Ahora que Suharto se ha ido y deja libre a su país de entenderse a sí mismo sin el estorbo de ficciones cortesanas y carismas grotescos, llega el momento de hacer el balance de los desastres acumulados. Tiempo para medir las consecuencias dejadas por décadas de latrocinios, corrupción institucional, modernidad frívola, redes asfixiantes de clientelismo, incompetencias encubiertas de retórica nacionalista, manipulación institucional de las ignorancias colectivas. Suharto devuelve a la nación el estado que recibió hace tres décadas convertido en una ruina. El instrumento central de la convivencia de la nación transformado en una casa de juego para poderosos, aventureros, traficantes y granujas.

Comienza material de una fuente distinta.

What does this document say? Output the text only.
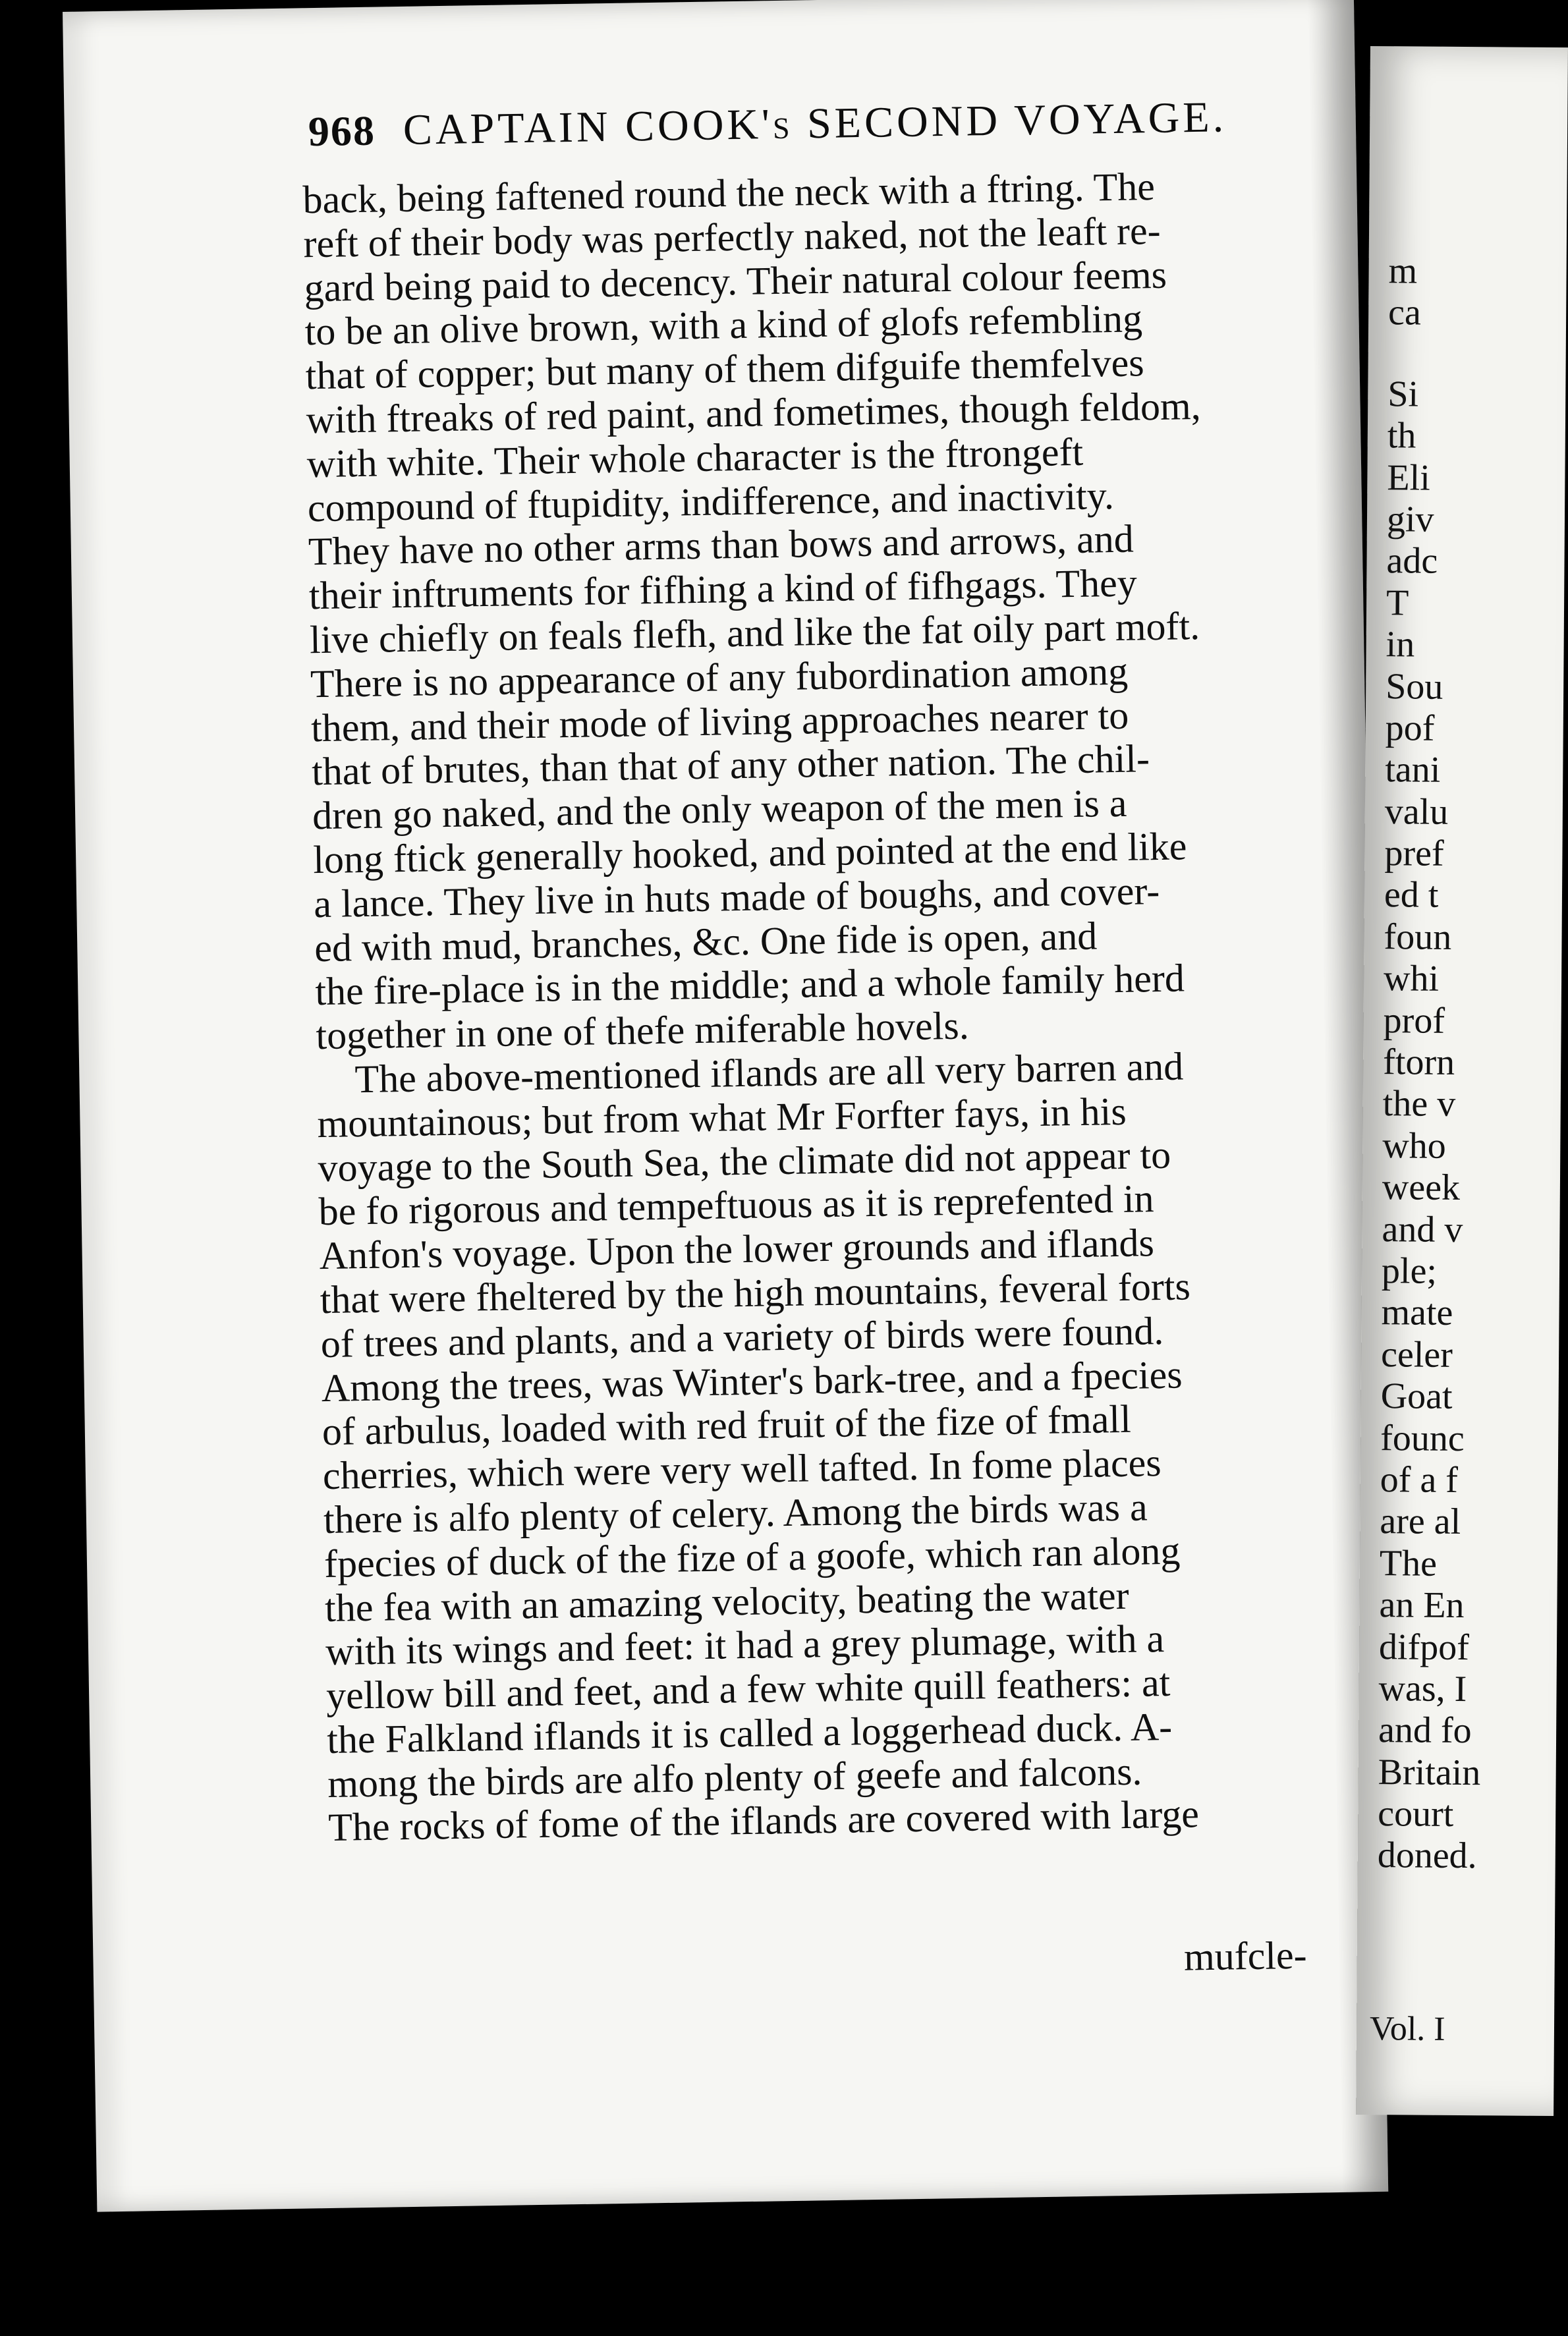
968 CAPTAIN COOK's SECOND VOYAGE.
back, being faftened round the neck with a ftring. The
reft of their body was perfectly naked, not the leaft re-
gard being paid to decency. Their natural colour feems
to be an olive brown, with a kind of glofs refembling
that of copper; but many of them difguife themfelves
with ftreaks of red paint, and fometimes, though feldom,
with white. Their whole character is the ftrongeft
compound of ftupidity, indifference, and inactivity.
They have no other arms than bows and arrows, and
their inftruments for fifhing a kind of fifhgags. They
live chiefly on feals flefh, and like the fat oily part moft.
There is no appearance of any fubordination among
them, and their mode of living approaches nearer to
that of brutes, than that of any other nation. The chil-
dren go naked, and the only weapon of the men is a
long ftick generally hooked, and pointed at the end like
a lance. They live in huts made of boughs, and cover-
ed with mud, branches, &c. One fide is open, and
the fire-place is in the middle; and a whole family herd
together in one of thefe miferable hovels.
The above-mentioned iflands are all very barren and
mountainous; but from what Mr Forfter fays, in his
voyage to the South Sea, the climate did not appear to
be fo rigorous and tempeftuous as it is reprefented in
Anfon's voyage. Upon the lower grounds and iflands
that were fheltered by the high mountains, feveral forts
of trees and plants, and a variety of birds were found.
Among the trees, was Winter's bark-tree, and a fpecies
of arbulus, loaded with red fruit of the fize of fmall
cherries, which were very well tafted. In fome places
there is alfo plenty of celery. Among the birds was a
fpecies of duck of the fize of a goofe, which ran along
the fea with an amazing velocity, beating the water
with its wings and feet: it had a grey plumage, with a
yellow bill and feet, and a few white quill feathers: at
the Falkland iflands it is called a loggerhead duck. A-
mong the birds are alfo plenty of geefe and falcons.
The rocks of fome of the iflands are covered with large
mufcle-
m
ca
Si
th
Eli
giv
adc
T
in
Sou
pof
tani
valu
pref
ed t
foun
whi
prof
ftorn
the v
who
week
and v
ple;
mate
celer
Goat
founc
of a f
are al
The
an En
difpof
was, I
and fo
Britain
court
doned.
Vol. I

El sueño de la razón crea monstruos, decía Goya. Lo cual es indiscutible, pero es parcial: crea también hipotecas sobre el futuro; locuras y distorsiones cuyas consecuencias permanecen por mucho tiempo. La razón que se despierta nuevamente, después de años o décadas de sueño, como en el caso de Indonesia, está obligada a moverse entre los residuos persistentes de los delirios del pasado. Suharto deja detrás de sí problemas de reconstrucción de las instituciones y de la economía que, con suerte, podrán enfrentarse exitosamente sólo a lo largo de varias décadas por venir.

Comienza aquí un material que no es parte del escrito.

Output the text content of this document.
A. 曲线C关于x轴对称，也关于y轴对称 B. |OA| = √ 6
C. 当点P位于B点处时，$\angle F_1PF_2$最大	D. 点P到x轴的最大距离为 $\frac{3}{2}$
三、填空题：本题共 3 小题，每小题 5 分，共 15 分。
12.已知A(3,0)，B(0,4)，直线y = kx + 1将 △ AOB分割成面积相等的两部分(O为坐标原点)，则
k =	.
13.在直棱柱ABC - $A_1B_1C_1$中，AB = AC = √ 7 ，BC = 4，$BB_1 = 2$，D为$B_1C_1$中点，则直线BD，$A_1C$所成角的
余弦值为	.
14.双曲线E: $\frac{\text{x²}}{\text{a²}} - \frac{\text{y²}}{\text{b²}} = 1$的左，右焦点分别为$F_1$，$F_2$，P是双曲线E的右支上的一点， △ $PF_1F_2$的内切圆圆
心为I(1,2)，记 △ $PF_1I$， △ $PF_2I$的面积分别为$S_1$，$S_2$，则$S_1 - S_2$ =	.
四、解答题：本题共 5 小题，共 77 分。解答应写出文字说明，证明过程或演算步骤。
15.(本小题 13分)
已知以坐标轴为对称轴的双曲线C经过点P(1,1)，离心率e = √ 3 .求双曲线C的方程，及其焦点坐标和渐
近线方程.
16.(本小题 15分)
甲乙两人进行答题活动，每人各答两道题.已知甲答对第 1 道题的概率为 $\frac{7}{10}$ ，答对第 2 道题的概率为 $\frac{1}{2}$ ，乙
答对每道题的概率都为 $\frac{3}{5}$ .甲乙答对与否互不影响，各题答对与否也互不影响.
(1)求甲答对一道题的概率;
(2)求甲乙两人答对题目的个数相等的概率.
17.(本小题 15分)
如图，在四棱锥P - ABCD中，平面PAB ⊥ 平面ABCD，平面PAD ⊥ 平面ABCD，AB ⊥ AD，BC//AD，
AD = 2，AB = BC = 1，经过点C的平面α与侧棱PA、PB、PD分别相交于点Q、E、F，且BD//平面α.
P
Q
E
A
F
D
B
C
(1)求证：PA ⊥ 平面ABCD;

¿Está mejor América Latina en este fin de siglo? Tal vez sí, tal vez no. Pero si uno proyecta la mirada al siglo que viene pensando en los desastres acumulados en el presente, las perspectivas son ominosas. Metrópolis gigantescas convertidas en hoyos negros presupuestales y en laboratorios químicos de rencores sociales, delincuencia y fanatismos, con una infinita posibilidad de combinaciones recíprocas; pequeñas y medianas ciudades que alguna vez fueron joyas arquitectónicas y posibles anuncios de una vida urbana en dimensiones humanas convertidas en zonas de devastación ecológica, estética, urbanística y civil.

En gran parte de América Latina los desastres heredados por este siglo no son simplemente el producto de una evolución inclemente de la modernidad. Son, en gran medida, el resultado del fracaso histórico de muchos gobiernos en enfrentar los gigantescos problemas rurales heredados desde el periodo colonial. La bola de nieve siguió creciendo con el tiempo hasta llegar a un presente urbano que, producto de desastres previos, anuncia nuevos infortunios para el futuro.

Y lo más inquietante es que, en un espectáculo incomprensible de irracionalidad persistente, la gran mayoría de los gobiernos latinoamericanos sigue sin entender el origen rural de las catástrofes sociales y económicas del presente. Los gobiernos se ocupan de libre comercio, de atraer inversiones foráneas, etcétera. O sea: lo importante, como casi siempre, expulsado de la atención, por lo urgente. Evidentemente hay cosas cuya obviedad las vuelve incomprensibles. Como los pobres, que a fuerza de verlos se vuelven invisibles. ¿Es tan difícil entender que el fracaso de las políticas agrarias de este siglo produjo en América Latina procesos caóticos de urbanización salvaje, dependencia alimentaria, economías regionales desestructuradas, deficiencia crónica de ahorros, saqueos ecológicos sistemáticos y fenómenos cada vez más extendidos de delincuencia urbana que rompen el tejido mínimo de sociabilidad civil, además de oleajes recurrentes de iras, rencores sociales, milenarismos y fanatismos políticos de todo tipo? ¿Es tan difícil entenderlo? Evidentemente sí. Y así, como en el caso de Indonesia, los desastres del pasado se convierten en hipotecas para el futuro.

En América Latina, cualquiera que haya sido el régimen político, los fracasos rurales han terminado por convertirse en desastres urbanos y nacionales. Suponer que pueda construirse alguna forma sólida de democracia en circunstancias de este tipo es una ilusión heroica o, más probablemente, un engaño. Y el problema es que sin democracia los Suhartos están siempre a la vuelta de la esquina, con todas las consecuencias que ya sabemos.